In opinion issued by Justice Clarence Thomas, the court said that failing to take down posts by terrorists isn't the kind of intentional assistance that would establish liability for aiding and abetting terrorism.

“There is no allegation that the plat­forms here do more than transmit information by billions of people, most of whom use the platforms for interactions that once took place via mail, on the phone, or in public ar­eas,” Thomas wrote. “The fact that some bad actors took advantage of these platforms is insufficient to state a claim that defendants knowingly gave substantial assistance and thereby aided and abetted those wrongdoers’ acts.”

The ruling reversed a decision issued by the 9th Circuit Court of Appeals, which said victims of a January 2017 Islamic State attack at the Reina nightclub in Istanbul could proceed with a claim that the companies violated the Anti-Terrorism Act.

That law enables people harmed by international terrorism to sue anyone who knowingly provides substantial assistance to foreign terrorist organizations.

The family's theory was that the social media companies assisted terrorists by failing to take down their posts and, in some cases, recommending terrorists' posts to other users. 

U.S. District Court Judged Edward Chen in the Northern District of California dismissed the lawsuit on the grounds that the allegations, even if proven true, wouldn't show the companies violated the Anti-Terrorism Act.

The family appealed to the 9th Circuit Court of Appeals, which reinstated the claims, writing that the complaint's allegations, if true, could prove that the platforms aided and abetted terrorism.

The tech companies then appealed to the Supreme Court, arguing that failing to police the use of “routine services” that are available to the public isn't aiding and abetting terrorism.

The Supreme Court agreed with the tech companies.

“As alleged by plaintiffs, de­fendants designed virtual platforms and knowingly failed to do 'enough' to remove ISIS-affiliated users and ISIS-related content -- out of hundreds of millions of users world­wide and an immense ocean of content -- from their plat­forms,” Thomas wrote. “Yet, plaintiffs have failed to allege that defendants intentionally provided any substantial aid to the Reina at­tack or otherwise consciously participated in the Reina attack -- much less that defendants so pervasively and sys­temically assisted ISIS as to render them liable for every ISIS attack.”

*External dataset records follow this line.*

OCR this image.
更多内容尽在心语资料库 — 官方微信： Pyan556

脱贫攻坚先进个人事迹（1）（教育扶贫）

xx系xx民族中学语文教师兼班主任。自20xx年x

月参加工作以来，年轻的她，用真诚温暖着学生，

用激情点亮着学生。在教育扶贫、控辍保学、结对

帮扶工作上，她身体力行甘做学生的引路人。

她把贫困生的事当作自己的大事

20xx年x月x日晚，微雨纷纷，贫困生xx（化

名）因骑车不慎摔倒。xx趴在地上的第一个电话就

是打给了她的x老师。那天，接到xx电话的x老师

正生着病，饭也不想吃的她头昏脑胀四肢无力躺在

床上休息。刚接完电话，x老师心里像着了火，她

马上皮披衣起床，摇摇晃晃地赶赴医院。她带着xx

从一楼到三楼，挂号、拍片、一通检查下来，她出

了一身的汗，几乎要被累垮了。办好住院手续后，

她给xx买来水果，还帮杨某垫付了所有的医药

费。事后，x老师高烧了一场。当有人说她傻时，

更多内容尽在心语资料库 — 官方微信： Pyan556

Thomas also wrote that even if the companies used algorithms to recommend terrorist videos, those recommendations didn't constitute aiding and abetting terrorism.

“The algorithms appear agnostic as to the nature of the content, matching any content (including ISIS’ content) with any user who is more likely to view that content,” he wrote. “The fact that these algorithms matched some ISIS content with some users thus does not convert defendants’ passive assistance into active abetting.”

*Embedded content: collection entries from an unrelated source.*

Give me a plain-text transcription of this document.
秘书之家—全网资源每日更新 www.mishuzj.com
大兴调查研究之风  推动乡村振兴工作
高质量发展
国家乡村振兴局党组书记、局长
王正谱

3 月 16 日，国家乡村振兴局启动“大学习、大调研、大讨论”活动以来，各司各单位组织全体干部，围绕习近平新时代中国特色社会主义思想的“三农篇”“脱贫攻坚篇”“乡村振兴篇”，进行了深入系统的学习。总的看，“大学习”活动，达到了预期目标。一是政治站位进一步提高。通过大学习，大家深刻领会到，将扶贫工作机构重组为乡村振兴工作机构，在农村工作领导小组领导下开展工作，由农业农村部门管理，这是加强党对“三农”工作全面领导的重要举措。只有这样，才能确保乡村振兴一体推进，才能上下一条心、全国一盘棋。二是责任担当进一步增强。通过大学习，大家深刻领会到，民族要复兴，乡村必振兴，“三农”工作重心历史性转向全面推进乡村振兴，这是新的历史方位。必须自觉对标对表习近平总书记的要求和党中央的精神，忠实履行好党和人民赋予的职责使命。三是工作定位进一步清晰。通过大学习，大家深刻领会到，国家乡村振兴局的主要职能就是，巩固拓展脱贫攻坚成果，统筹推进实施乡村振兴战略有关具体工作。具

The matter was one of two cases to come before the Supreme Court this year regarding tech companies' liability for terrorism. The other case centered on Google's potential liability for allegedly recommending videos posted by ISIS members.

That case was brought by the family of Nohemi Gonzalez, a California State University student who was killed in a terror attack in Paris.

Google argued it was protected by Section 230 of the Communications Decency Act, which shields companies from lawsuits over material posted by third parties.

The 9th Circuit sided with Google in that matter, ruling that Section 230 of the Communications Act immunizes Google from liability for users' content, as well as for recommending users' posts.

The family then appealed to the Supreme Court, arguing that Section 230 shouldn't protect companies over their recommendations.

The Supreme Court dodged that question Thursday. Instead, the court sent the lawsuit back to the 9th Circuit, but indicated that the matter should be dismissed for the same reasons as the lawsuit over the Reina attack.